A product selector like Ford’s car configurator can allow customers to spend more then 20 minutes studying your product, and quickly becomes the most important touchpoint in the purchase process.
At times brands let sales teams create their brochures — and it shows. Would you let your network support engineer have a try?
If we want to manage these projects, we need to bring technologists into our teams. We need to understand how great applications are built, how to manage development pipelines based on analytics and perhaps most importantly how systems integrators avoid the software runaways that can cripple a business.
Downloadable Apps
There have been 10 billion applications downloaded from the Apple App Store. Among them are over 6 million downloads of the Zippo Lighter simulator, 4 million of Kraft iFood and 3 million of the Audi A4 Drivers Challenge. All of these applications are driven by marketing objectives.
While the App Store has been a clear success, it is limited to Apple iOS platform. The marketers behind them now need to decide if their apps are going to be ported to Android, Blackberry, Symbian and Palm, while considering what their next release is and how to manage branching their code base.
Given the popularity downloadable apps, it isn’t surprising the business model has been replicated. At the end of 2010 Samsung reported it’s TV App Store has had over 2 million apps downloaded to its smart TVs. The Verizon Fios Widget Bazaar launched in July 2009 and Sony has Bravia applications for both its TVs and Blu-ray players.
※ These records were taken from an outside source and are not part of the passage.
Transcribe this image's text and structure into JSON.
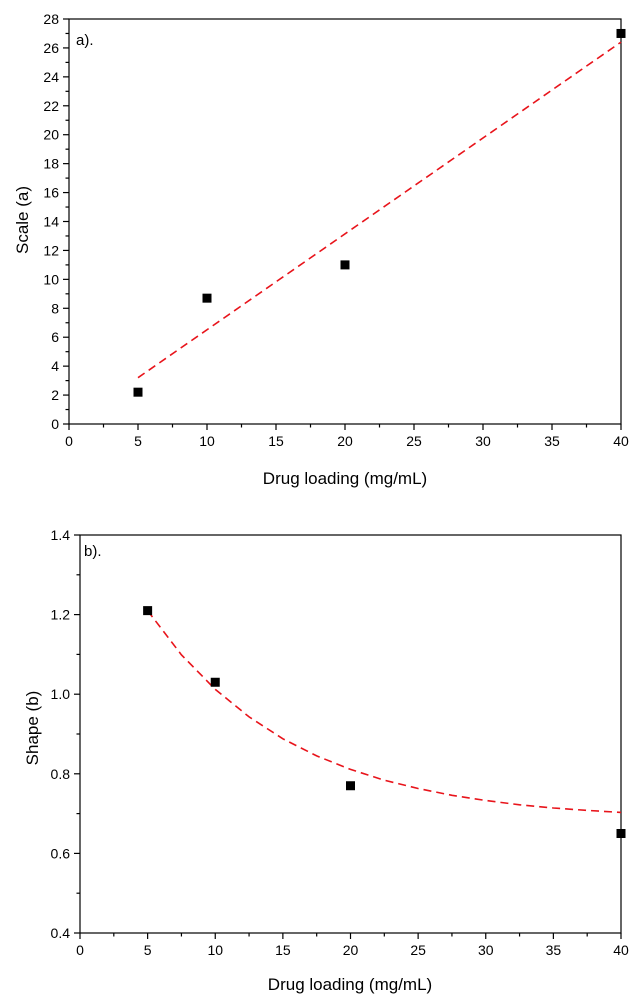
{
  "chart_data": [
    {
      "type": "scatter",
      "panel_label": "a).",
      "xlabel": "Drug loading (mg/mL)",
      "ylabel": "Scale (a)",
      "xlim": [
        0,
        40
      ],
      "ylim": [
        0,
        28
      ],
      "xticks": [
        0,
        5,
        10,
        15,
        20,
        25,
        30,
        35,
        40
      ],
      "yticks": [
        0,
        2,
        4,
        6,
        8,
        10,
        12,
        14,
        16,
        18,
        20,
        22,
        24,
        26,
        28
      ],
      "grid": false,
      "series": [
        {
          "x": [
            5,
            10,
            20,
            40
          ],
          "y": [
            2.2,
            8.7,
            11.0,
            27.0
          ],
          "color": "#000000",
          "marker": "square"
        }
      ],
      "fit": {
        "type": "linear",
        "x": [
          5,
          40
        ],
        "y": [
          3.2,
          26.4
        ],
        "color": "#e8141b",
        "style": "dashed"
      }
    },
    {
      "type": "scatter",
      "panel_label": "b).",
      "xlabel": "Drug loading (mg/mL)",
      "ylabel": "Shape (b)",
      "xlim": [
        0,
        40
      ],
      "ylim": [
        0.4,
        1.4
      ],
      "xticks": [
        0,
        5,
        10,
        15,
        20,
        25,
        30,
        35,
        40
      ],
      "yticks": [
        0.4,
        0.6,
        0.8,
        1.0,
        1.2,
        1.4
      ],
      "ytick_labels": [
        "0.4",
        "0.6",
        "0.8",
        "1.0",
        "1.2",
        "1.4"
      ],
      "grid": false,
      "series": [
        {
          "x": [
            5,
            10,
            20,
            40
          ],
          "y": [
            1.21,
            1.03,
            0.77,
            0.65
          ],
          "color": "#000000",
          "marker": "square"
        }
      ],
      "fit": {
        "type": "exponential_decay",
        "x": [
          5,
          7.5,
          10,
          12.5,
          15,
          17.5,
          20,
          22.5,
          25,
          27.5,
          30,
          32.5,
          35,
          37.5,
          40
        ],
        "y": [
          1.21,
          1.099,
          1.012,
          0.943,
          0.888,
          0.845,
          0.811,
          0.784,
          0.763,
          0.746,
          0.733,
          0.722,
          0.714,
          0.708,
          0.703
        ],
        "color": "#e8141b",
        "style": "dashed"
      }
    }
  ]
}
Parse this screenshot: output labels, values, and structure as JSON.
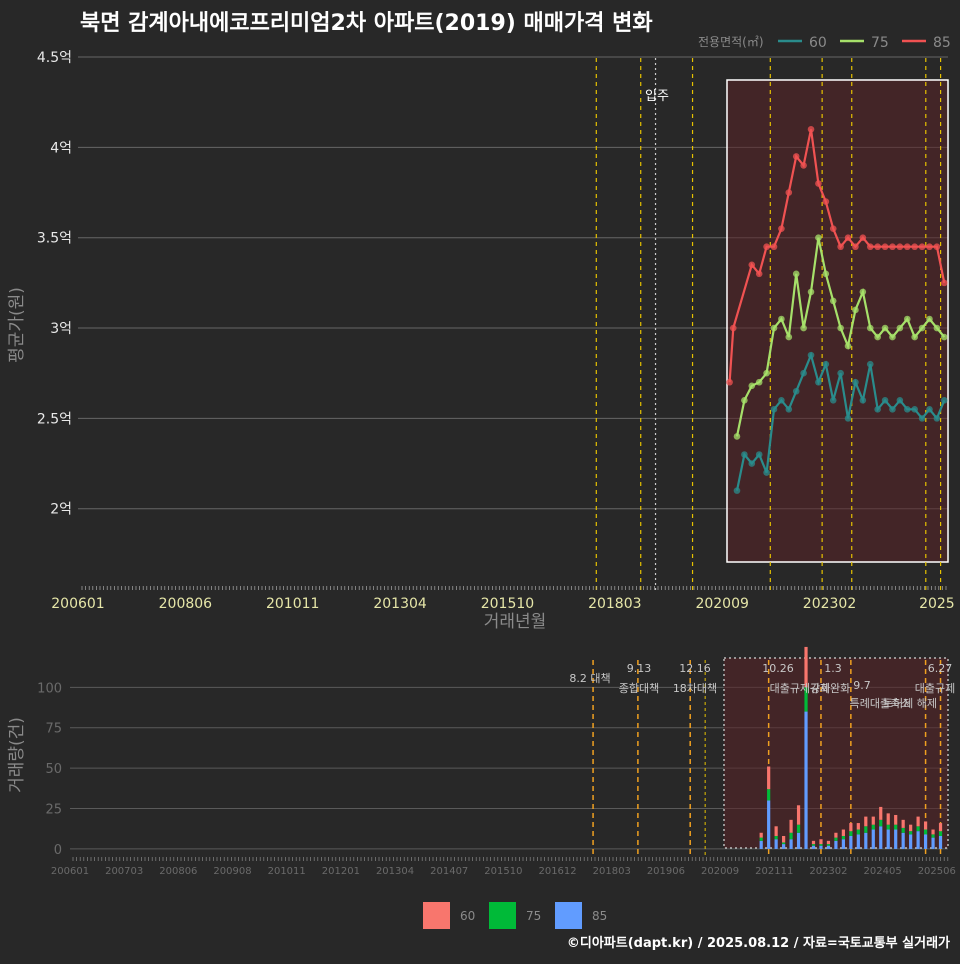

And if you believe our TVs will become “smart tv” by taking a browser-centric model? Firefox’s Add-Ons library has over 2 billion downloads and Google has launched the Chrome Web Store.
Product Differentiation
With so many people using laptops, smartphones, tablets and interactive kiosks daily, it isn’t a surprise product teams are looking to use technology for product differentiation.
Nike ID was a product configurator that added fulfillment more then ten years ago. The Domino’s Pizza Tracker is a customer service tool that drove a brand campaign.
As marketers we can cede this software development to the technical teams and sit back until called in to communicate the product launch, but that is also ceding our control of the brand.
Companies like Hewlett-Packard have a reputation for being driven by their engineering teams, but today more and more companies are being defined by their software over all else. As Stefan Pepe, General Manager at Gilt Group and former Director at Amazon said, “the retail part of my job is a far second to getting functionality that really works for our customers live on our websites.”
The reality is this is only a short list of how technology and software development are encroaching on the traditional marketing function. We all need to understand our computers as well as we understand our customers because to put it most simply, they aren’t putting microchips in less places and microchips run on code.